Federal Reserve Chair Jerome Powell warned the outlook for the US economy was "extraordinarily uncertain" and largely dependent on success in containing the virus. He called on government to take more action to provide relief and support the recovery.

All 11 US sectors rose. Gains ranged from 0.4 per cent for utilities, up to 2.2 per cent for energy as Brent crude eased 56 cents or 1.3 per cent to settle at US$41.15 a barrel. A memorable quarter for oil traders saw US oil turn negative for the first time ever during a storage crisis as crude supplies piled up with nowhere to go. Despite that episode, US crude eventually rebounded 92 per cent for the quarter. The global benchmark, Brent, bounced 81 per cent.

The NYSE Arca Gold Bugs index jumped 3.5 per cent as gold recorded its highest close since 2011. Gold for August delivery settled $19.30 or 1.1 per cent ahead at US$1,800.50 an ounce. The precious metal last settled higher in September 2011 on the way down from the all-time settlement high of US$1,891.90.
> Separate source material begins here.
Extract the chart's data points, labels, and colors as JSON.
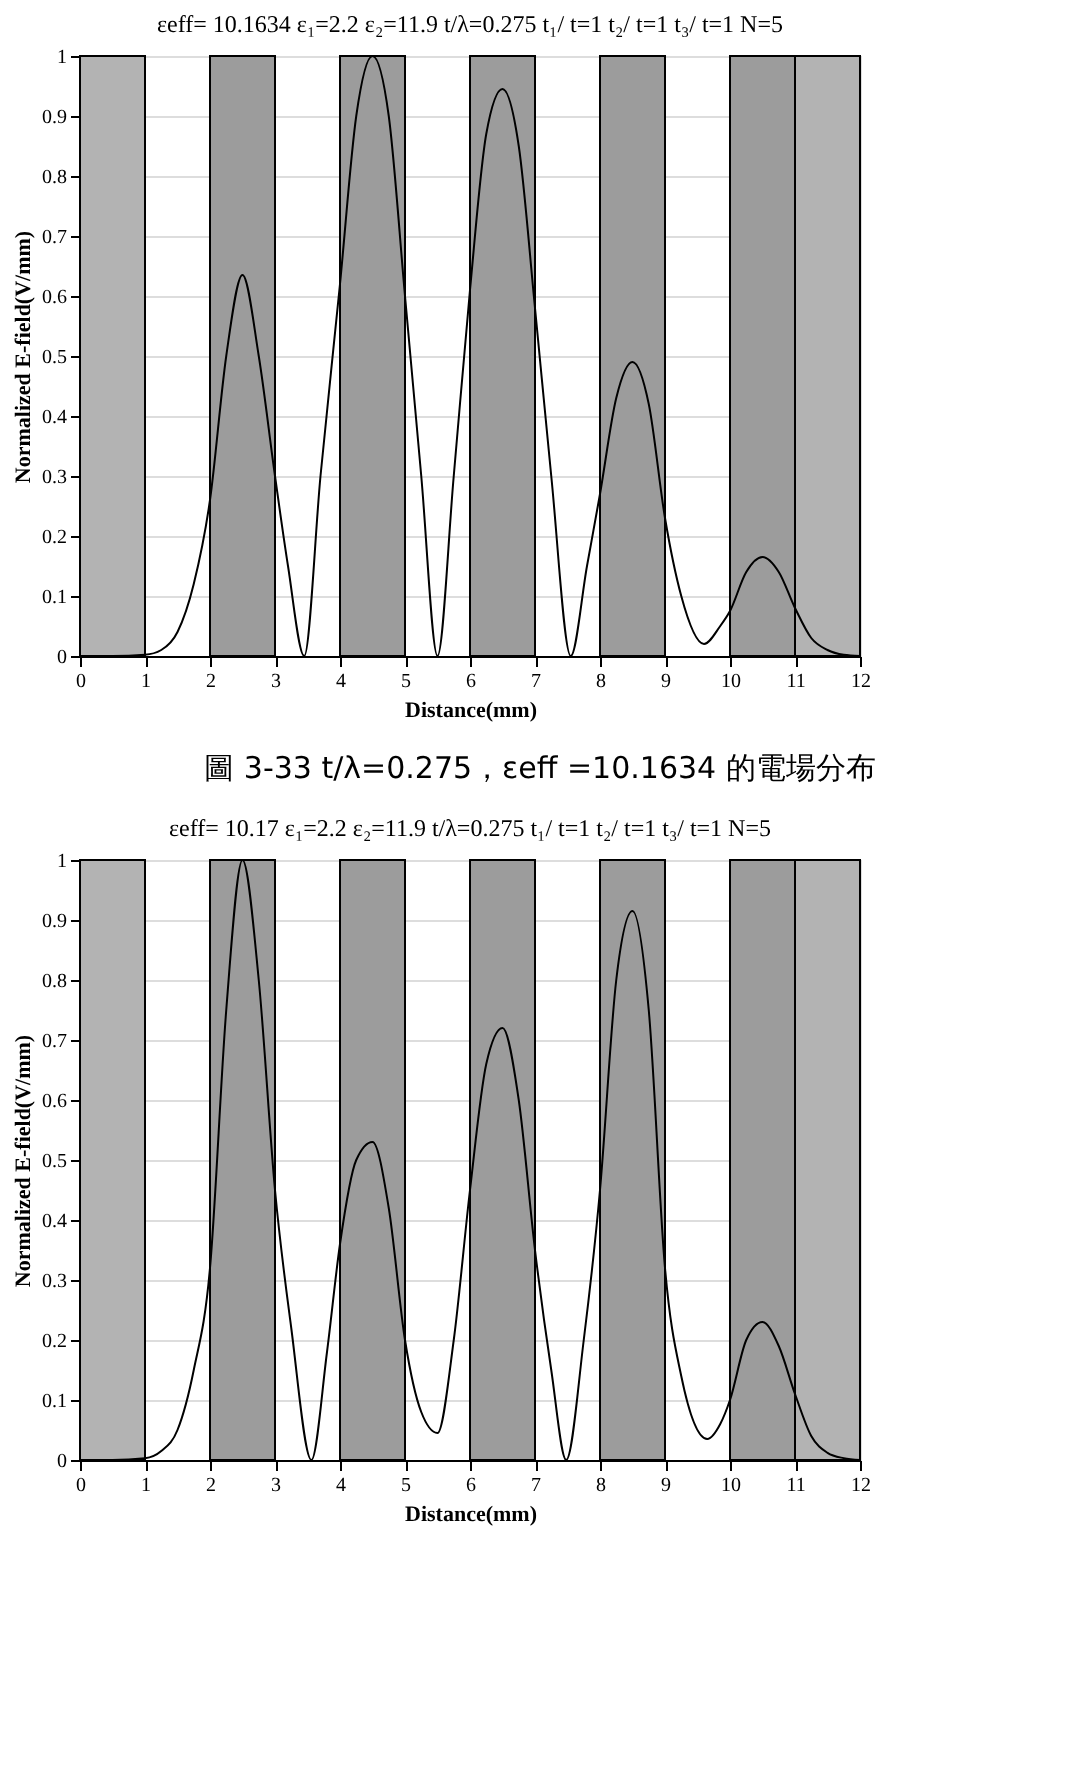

A rebound in iron ore and a milestone night for copper helped BHP and Rio Tinto advance in overseas trade. BHP's US-listed stock put on 1.53 per cent and its UK-listed stock 0.32 per cent. Rio Tinto added 1.06 per cent in the US and 0.24 per cent in the UK. The spot price for iron ore landed in China bounced $1.35 or 1.4 per cent to US$101.05 a dry ton. Benchmark copper on the London Metal Exchange advanced 0.9 per cent to US$6,004.50 a tonne.

The dollar regained the 69 US cent level, lately buying 69.02 US cents.